Equally, if a return to “true” conservatism is all that is needed for victory, why is it that, by the conservative movement’s own strict standards, there has been only one truly conservative president since the Second World War? Reagan is the only Republican president who hasn’t been written out the movement. This suggests that, far from being a guarantee of electoral success, Reaganism might better be viewed as an outlier, not a reliable template for future victories. The United States may well be, by international standards, a centre-right nation, but common sense dictates that the “centre” bit matters just as much as the “right”.

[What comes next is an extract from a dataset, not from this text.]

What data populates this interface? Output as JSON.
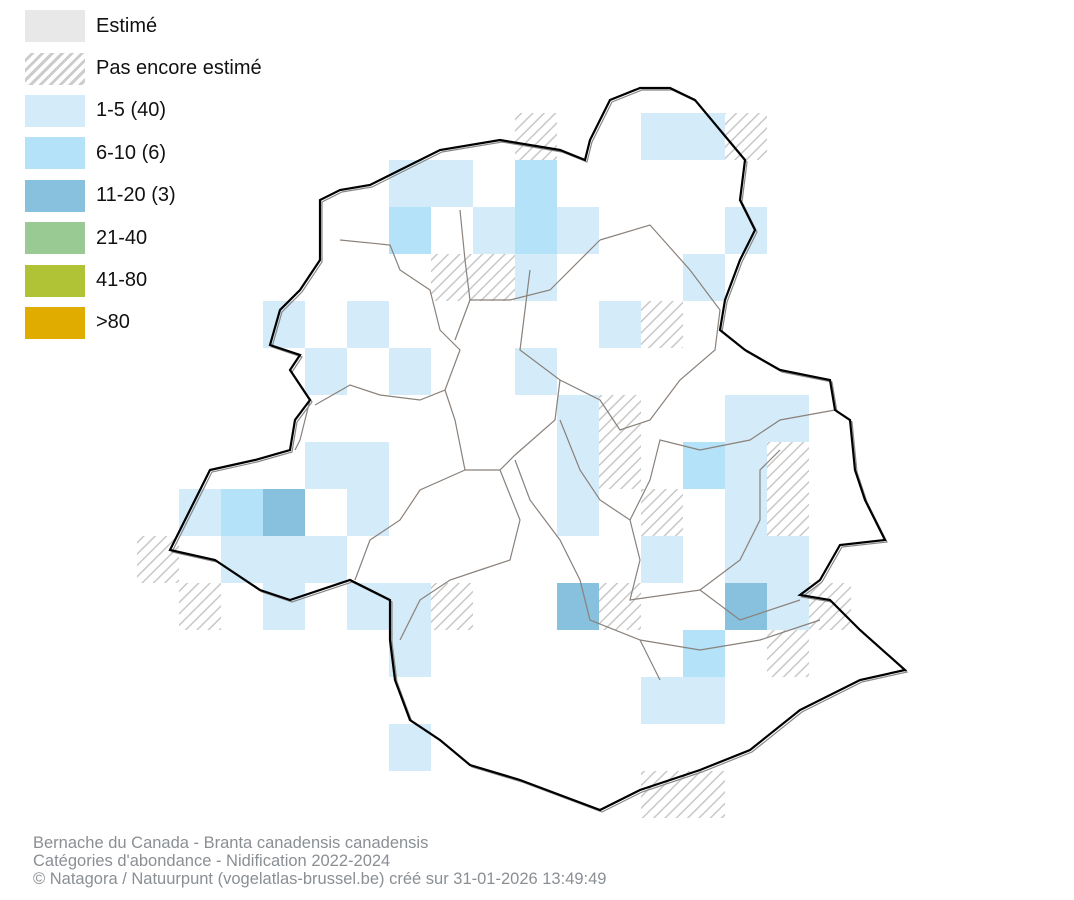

I’d venture that there’s something to that. Relatedly, try as some might to deny it, I just don’t see any way to deny that Bush-era governance was substantially more dominated by the conservative movement than was Reagan-era governance. Reagan was constrained by congress for a longer period of time (1983-88 years versus 2007-8) and dominated congress less definitively (even in 1981-82 he needed conservative Democrat votes in the House and he dealt with a much more robust bloc of moderate Republicans) at the height of his powers. His administration, meanwhile, included a number of members of the moderate wing of the party in positions of influence. Conservatives like Reagan better because he was more successful. But he was more successful in large part because his administration was less thoroughly dominated by the hard-right. That put them in a position to forge statesmanlike compromises on Social Security and the 1986 tax reform as well as engage in some course-corrections of policies that didn’t seem to be working. The conservative element was obviously there, but more moderate elements were crucial ballast and integral to Reagan’s successes.